After a twenty-year-long gestation with her catering memoir, Carol Durst-Wertheim proudly exclaims, “The stork arrived! Fed Ex delivered many boxes and there it was, real, tangible, and in my hands. I had given the world, with significant effort, a book. Now I take it out for social airing, I share it – not in the sandbox, but online. I am proud of it and eager to see how it fares on its own in the world.
“Perhaps I have a touch of post-partum” [Carol’s book was born last March], “but I must find ways to encourage its early steps and face independent judgment, to share it online, via social media, with those who will see it and understand all of what it took to create this, my baby.” – Carol G. Durst-Wertheim, PhD, author of Vignettes & Vinaigrettes: A Memoir of Catering Before Food Was Hot.
Find Carol on Facebook, and see my WOW review of Carol’s book of June 5, 2020.
“I could say publishing my first book was like a virgin birth because I never saw it coming,” writes award-winning historical novelist Anne Easter Smith. “The pregnancy lasted six years. … Books two, three, four, and five came and went fairly smoothly.

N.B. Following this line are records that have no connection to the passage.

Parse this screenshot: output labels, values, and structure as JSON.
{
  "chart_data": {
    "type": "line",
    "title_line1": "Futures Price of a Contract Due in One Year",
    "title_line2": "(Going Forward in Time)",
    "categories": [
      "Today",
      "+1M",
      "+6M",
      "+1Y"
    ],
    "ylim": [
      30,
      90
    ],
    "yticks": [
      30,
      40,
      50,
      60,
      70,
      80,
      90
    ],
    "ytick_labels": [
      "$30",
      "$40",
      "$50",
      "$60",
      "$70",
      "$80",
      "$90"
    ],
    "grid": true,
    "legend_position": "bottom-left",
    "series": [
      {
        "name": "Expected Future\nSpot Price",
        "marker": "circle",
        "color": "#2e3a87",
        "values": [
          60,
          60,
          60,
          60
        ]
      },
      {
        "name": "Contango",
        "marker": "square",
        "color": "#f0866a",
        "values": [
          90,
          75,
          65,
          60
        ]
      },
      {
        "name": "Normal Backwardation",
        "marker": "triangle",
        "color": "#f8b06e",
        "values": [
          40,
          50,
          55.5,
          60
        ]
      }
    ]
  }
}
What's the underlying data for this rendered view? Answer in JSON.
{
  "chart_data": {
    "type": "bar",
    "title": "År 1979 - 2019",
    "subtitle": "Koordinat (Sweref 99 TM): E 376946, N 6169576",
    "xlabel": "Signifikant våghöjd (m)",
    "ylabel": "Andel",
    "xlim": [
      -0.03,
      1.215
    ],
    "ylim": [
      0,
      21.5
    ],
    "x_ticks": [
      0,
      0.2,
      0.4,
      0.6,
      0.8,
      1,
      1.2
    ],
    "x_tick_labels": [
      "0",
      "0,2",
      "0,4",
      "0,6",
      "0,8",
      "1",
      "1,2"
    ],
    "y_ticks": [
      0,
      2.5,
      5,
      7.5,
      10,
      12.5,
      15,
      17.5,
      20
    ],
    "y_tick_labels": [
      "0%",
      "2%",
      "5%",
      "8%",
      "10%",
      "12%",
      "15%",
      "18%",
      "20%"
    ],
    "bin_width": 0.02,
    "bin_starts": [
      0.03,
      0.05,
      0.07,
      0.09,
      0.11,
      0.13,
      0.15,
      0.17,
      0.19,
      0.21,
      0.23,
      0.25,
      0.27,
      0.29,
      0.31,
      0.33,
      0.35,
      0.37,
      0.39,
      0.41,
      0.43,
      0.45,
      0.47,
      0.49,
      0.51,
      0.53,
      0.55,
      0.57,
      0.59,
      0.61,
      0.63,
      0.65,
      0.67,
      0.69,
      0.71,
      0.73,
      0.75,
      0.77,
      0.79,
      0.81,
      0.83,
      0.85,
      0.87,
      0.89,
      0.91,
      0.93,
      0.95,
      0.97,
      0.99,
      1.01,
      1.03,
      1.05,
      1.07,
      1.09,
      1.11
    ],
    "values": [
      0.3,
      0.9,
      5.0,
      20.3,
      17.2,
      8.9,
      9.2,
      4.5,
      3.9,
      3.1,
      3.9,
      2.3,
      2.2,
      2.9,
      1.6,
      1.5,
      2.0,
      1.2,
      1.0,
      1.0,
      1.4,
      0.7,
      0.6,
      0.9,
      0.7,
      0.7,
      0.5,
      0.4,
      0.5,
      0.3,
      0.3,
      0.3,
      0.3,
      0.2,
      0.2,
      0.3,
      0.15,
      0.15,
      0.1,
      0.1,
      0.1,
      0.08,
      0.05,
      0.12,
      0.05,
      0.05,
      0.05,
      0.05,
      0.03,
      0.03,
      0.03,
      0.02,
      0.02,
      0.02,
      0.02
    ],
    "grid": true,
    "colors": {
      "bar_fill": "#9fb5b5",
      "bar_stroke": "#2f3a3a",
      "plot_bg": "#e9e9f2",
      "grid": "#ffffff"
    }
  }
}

“However, my sixth was like having a breach birth! It was fraught with risk and anxiety that it wouldn’t be born at all because I lost my midwife (agent) during the process. But the joy and pride of holding that finished product for the first time is close to holding my newborn child for me.” – Anne Easter Smith, author of six historical novels, the most recent of which is This Son of York (www.anneeastersmith.com ). Also see my WOW profile of Anne dated October 12, 2019.
I can envision my new “baby” book when she’s born in the not-too-distant future: She’ll be slight, but healthy and happy. She’ll have a sunny yellow cover and a sunny disposition. She will, I hope, radiate love. I can’t say more now because I fear I’ll be tempting the fates. My due date will arrive in due time. We book-mothers must be patient.